Under Phase Two of the SGR that starts from Nairobi to Naivasha, the KWS got Sh4 billion from the Kenya Railways Corporation.

For the southern by-pass, the wildlife agency was paid Sh3.7 billion by the Kenya National Highways Authority (KeNHA) for land cut off Nairobi National Park for construction of the road.

The SGR compensation was meant for environmental restoration (Sh1.197 billion) and compensation for movement of structures (Sh278 million) but was diverted to fund operational services under recurrent expenditure owing to huge underfunding by the Treasury.

John Waweru, the KWS Director-General, told Parliament last month that KWS had only received Sh1.27 billion, leaving a balance of Sh2.47 billion that KRC is yet to pay.

Mr Waweru said the KWS redirected the compensation cash for the SGR and the Southern by-pass after Parliament drastically cut its budgetary support for the year 2015/16. The National Assembly committee on Environment effected a Sh1.5 billion cut on the KWS budget during the supplementary budget.

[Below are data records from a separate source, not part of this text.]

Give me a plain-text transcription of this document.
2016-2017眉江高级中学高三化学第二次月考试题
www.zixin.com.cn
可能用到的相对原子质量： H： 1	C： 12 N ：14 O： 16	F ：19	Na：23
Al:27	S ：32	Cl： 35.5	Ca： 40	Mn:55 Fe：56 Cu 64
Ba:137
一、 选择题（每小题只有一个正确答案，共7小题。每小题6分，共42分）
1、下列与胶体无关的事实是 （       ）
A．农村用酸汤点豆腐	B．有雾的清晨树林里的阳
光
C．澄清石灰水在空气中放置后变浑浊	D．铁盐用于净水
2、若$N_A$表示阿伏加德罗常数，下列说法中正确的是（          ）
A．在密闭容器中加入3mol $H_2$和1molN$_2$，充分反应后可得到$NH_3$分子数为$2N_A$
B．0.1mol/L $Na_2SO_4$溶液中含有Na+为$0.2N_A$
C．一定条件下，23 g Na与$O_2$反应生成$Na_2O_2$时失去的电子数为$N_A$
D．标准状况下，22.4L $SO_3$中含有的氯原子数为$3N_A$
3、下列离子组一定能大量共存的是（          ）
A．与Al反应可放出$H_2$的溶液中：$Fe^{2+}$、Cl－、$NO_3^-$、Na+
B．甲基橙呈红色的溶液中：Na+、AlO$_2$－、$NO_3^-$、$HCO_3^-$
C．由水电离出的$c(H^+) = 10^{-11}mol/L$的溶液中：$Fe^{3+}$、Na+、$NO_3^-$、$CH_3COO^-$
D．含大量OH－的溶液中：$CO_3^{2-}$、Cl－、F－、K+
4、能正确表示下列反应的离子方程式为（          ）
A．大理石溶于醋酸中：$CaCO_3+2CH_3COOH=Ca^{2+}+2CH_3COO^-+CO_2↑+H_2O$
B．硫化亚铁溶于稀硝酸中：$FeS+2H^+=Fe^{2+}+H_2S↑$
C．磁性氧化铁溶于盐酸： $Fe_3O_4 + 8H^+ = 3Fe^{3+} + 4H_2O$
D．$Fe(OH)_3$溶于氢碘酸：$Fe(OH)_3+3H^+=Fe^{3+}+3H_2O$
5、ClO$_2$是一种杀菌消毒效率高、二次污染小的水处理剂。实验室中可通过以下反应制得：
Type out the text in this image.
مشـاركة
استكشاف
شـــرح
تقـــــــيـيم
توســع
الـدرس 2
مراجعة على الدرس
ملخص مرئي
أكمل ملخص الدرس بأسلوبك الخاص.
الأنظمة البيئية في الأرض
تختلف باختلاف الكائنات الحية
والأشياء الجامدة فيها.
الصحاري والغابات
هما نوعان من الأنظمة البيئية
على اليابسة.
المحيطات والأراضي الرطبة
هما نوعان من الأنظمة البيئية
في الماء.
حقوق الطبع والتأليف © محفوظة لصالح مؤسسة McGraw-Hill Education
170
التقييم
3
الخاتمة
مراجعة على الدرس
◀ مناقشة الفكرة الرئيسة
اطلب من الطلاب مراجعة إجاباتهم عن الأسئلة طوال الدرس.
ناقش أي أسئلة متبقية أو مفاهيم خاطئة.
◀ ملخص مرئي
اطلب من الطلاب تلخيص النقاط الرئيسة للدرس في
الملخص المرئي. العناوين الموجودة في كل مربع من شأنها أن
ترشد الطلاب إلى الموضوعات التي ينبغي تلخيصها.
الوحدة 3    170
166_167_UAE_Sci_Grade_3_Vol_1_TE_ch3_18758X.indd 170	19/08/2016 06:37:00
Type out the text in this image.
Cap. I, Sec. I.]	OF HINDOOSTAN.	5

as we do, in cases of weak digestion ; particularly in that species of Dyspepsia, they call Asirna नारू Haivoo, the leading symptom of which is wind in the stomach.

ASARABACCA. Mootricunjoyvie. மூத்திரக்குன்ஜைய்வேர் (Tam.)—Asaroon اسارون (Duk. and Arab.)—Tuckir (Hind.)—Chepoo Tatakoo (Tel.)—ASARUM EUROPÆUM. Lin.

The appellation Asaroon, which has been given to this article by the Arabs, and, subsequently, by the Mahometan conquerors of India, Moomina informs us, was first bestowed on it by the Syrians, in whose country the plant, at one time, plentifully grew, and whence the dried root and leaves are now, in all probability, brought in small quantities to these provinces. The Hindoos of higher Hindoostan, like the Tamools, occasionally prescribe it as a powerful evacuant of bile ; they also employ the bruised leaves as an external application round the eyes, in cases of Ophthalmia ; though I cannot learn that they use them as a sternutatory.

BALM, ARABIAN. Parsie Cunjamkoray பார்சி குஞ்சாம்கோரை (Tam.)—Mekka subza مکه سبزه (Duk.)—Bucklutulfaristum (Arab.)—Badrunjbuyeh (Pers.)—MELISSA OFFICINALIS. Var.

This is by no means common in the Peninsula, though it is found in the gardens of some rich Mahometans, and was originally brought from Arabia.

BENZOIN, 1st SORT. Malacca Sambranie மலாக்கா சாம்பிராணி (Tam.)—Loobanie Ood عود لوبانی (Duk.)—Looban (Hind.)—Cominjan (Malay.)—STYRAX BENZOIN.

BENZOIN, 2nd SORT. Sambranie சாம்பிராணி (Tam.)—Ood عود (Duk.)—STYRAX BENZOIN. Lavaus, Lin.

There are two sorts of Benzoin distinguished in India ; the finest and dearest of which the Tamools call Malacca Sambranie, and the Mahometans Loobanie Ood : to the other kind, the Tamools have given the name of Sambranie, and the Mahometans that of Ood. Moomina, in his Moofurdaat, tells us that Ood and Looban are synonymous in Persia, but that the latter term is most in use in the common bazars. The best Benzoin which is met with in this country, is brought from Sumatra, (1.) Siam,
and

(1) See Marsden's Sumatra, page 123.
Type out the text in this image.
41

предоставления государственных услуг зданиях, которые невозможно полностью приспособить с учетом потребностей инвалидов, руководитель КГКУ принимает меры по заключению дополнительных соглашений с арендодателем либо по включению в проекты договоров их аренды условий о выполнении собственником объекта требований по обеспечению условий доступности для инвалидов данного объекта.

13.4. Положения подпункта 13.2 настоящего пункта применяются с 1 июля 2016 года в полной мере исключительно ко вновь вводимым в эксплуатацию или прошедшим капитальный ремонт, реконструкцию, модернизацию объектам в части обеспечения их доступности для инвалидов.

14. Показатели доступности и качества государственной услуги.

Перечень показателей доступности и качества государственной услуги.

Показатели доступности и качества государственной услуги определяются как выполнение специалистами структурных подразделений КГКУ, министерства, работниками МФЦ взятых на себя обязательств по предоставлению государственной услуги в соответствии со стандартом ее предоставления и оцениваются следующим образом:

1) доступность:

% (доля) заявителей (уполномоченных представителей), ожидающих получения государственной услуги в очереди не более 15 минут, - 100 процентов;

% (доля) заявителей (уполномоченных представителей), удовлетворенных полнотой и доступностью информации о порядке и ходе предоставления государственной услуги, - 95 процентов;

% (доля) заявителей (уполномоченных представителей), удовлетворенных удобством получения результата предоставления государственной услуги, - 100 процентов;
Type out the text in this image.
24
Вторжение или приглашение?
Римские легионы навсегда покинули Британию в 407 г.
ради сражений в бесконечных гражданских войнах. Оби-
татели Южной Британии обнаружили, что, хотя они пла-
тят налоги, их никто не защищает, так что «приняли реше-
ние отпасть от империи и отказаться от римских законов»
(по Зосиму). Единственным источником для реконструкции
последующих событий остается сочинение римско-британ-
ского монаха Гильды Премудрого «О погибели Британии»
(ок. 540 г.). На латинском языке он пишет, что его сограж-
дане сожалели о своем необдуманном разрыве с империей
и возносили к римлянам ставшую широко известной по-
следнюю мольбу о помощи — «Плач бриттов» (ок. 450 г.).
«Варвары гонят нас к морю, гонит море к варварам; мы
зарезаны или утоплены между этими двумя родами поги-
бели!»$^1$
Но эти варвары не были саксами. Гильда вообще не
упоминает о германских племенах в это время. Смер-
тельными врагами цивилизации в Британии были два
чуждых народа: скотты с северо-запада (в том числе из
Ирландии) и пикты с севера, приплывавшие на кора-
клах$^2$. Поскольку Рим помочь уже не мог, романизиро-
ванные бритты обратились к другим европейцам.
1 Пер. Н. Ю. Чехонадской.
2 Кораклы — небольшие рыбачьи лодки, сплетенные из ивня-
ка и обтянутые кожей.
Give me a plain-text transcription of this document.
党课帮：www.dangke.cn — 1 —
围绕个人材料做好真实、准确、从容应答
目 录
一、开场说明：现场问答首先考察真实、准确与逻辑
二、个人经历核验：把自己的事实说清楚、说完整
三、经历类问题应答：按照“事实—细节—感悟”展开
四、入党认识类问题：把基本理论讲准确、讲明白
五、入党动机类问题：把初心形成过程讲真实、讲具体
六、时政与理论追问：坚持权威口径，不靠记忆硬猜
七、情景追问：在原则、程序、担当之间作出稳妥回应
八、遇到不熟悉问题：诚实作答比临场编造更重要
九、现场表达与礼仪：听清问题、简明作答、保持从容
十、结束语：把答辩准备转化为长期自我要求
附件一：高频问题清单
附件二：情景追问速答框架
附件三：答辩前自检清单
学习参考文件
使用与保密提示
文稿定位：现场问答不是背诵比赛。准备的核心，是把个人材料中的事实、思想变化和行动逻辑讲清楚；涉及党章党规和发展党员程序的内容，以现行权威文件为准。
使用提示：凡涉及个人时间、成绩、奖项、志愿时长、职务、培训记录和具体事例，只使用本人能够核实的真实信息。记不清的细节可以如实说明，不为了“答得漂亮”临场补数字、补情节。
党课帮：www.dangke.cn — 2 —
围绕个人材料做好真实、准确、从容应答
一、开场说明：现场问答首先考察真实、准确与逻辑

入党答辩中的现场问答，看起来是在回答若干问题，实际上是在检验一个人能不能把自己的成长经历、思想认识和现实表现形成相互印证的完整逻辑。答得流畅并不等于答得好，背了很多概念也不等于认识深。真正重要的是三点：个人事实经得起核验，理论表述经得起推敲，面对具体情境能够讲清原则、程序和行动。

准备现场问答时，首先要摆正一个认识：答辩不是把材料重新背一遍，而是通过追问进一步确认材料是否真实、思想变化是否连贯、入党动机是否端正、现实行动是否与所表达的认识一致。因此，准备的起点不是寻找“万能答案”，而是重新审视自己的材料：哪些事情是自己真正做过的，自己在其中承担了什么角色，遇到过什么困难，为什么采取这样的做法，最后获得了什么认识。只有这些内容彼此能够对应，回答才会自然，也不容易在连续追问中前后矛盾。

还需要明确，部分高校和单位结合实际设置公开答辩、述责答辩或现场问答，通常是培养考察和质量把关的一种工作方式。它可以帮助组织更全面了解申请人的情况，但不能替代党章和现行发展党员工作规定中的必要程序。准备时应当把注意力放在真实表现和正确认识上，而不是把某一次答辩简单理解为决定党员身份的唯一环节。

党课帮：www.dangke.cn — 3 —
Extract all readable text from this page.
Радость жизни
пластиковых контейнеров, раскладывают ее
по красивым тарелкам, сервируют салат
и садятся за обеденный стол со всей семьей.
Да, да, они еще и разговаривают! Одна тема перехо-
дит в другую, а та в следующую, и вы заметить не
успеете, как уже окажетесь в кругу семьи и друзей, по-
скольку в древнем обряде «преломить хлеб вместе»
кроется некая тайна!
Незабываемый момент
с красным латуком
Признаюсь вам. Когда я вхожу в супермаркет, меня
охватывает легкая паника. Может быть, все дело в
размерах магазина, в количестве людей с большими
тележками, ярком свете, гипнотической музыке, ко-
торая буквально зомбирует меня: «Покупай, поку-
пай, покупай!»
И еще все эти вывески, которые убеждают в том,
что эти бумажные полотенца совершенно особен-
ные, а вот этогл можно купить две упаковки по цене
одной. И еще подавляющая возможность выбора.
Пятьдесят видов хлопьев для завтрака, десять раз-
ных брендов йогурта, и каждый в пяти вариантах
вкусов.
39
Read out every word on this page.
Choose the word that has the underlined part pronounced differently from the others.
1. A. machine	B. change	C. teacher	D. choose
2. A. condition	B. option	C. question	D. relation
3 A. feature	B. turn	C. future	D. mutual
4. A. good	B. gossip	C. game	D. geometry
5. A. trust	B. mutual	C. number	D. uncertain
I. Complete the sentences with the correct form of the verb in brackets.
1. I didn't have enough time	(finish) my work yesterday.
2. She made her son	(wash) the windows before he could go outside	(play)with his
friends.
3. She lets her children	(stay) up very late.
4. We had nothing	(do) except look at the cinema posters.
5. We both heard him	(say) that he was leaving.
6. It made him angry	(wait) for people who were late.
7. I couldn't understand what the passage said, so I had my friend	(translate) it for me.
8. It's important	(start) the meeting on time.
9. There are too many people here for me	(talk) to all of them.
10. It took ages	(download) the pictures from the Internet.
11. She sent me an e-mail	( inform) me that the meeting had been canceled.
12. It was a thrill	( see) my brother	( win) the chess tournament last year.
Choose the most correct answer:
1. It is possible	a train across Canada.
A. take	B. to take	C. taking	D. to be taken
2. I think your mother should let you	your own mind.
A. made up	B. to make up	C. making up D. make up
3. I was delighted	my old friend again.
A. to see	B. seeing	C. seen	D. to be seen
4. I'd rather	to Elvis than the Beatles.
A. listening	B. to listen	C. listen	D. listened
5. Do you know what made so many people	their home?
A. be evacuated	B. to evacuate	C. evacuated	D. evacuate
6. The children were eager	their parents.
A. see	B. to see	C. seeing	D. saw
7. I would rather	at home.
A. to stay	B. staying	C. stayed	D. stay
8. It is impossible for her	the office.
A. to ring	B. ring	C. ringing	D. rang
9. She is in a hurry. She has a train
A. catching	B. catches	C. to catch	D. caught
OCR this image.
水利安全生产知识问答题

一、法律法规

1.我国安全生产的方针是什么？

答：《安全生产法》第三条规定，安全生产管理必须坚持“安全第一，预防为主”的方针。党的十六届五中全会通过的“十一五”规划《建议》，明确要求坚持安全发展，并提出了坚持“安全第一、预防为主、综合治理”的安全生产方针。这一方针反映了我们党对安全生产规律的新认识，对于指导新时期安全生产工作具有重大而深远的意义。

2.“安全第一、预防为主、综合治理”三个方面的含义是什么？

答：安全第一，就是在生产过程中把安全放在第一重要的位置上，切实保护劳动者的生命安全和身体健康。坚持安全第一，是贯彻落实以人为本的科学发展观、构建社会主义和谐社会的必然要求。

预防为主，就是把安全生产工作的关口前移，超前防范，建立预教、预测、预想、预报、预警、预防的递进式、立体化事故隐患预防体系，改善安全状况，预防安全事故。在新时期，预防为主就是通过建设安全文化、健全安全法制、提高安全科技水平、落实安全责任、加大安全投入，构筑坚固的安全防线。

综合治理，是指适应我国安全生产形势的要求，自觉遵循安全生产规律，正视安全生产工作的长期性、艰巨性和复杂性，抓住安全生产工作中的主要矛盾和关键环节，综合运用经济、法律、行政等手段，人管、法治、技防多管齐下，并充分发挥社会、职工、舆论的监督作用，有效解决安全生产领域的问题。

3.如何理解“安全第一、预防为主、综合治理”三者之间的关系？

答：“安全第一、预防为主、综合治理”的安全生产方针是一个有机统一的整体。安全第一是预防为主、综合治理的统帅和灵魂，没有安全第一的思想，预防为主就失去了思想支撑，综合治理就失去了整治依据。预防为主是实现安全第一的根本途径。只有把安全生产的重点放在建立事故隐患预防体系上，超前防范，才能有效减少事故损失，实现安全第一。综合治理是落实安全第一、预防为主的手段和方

“This shortfall in government funding made operations difficult and as a stop-gap measure, the board of Trustees approved utilisation of SGR funds and during the supplementary budget requested the National Treasury through the parent Ministry for authority to utilise the SGR funds,” Mr Waweru said.

KWS’s plan to develop the parks comes against the backdrop of a string of heavy investments by leading luxury hotels in Kenya last year.

They include Accor Hotels, Hilton, Carlson Rezidor and Acacia Premier.

Hotel chains are increasingly facing pressure from ultra-affluent clients who demand special service.

Kenya and South Africa have been tipped as the next continental hotspots in luxury hotel investment.

Nineteen hotels are expected to open shop in Kenya in coming months, with a total of 3,453 new rooms in the pipeline, according to a report by the Lagos-based consultancy, W-Hospitality Group.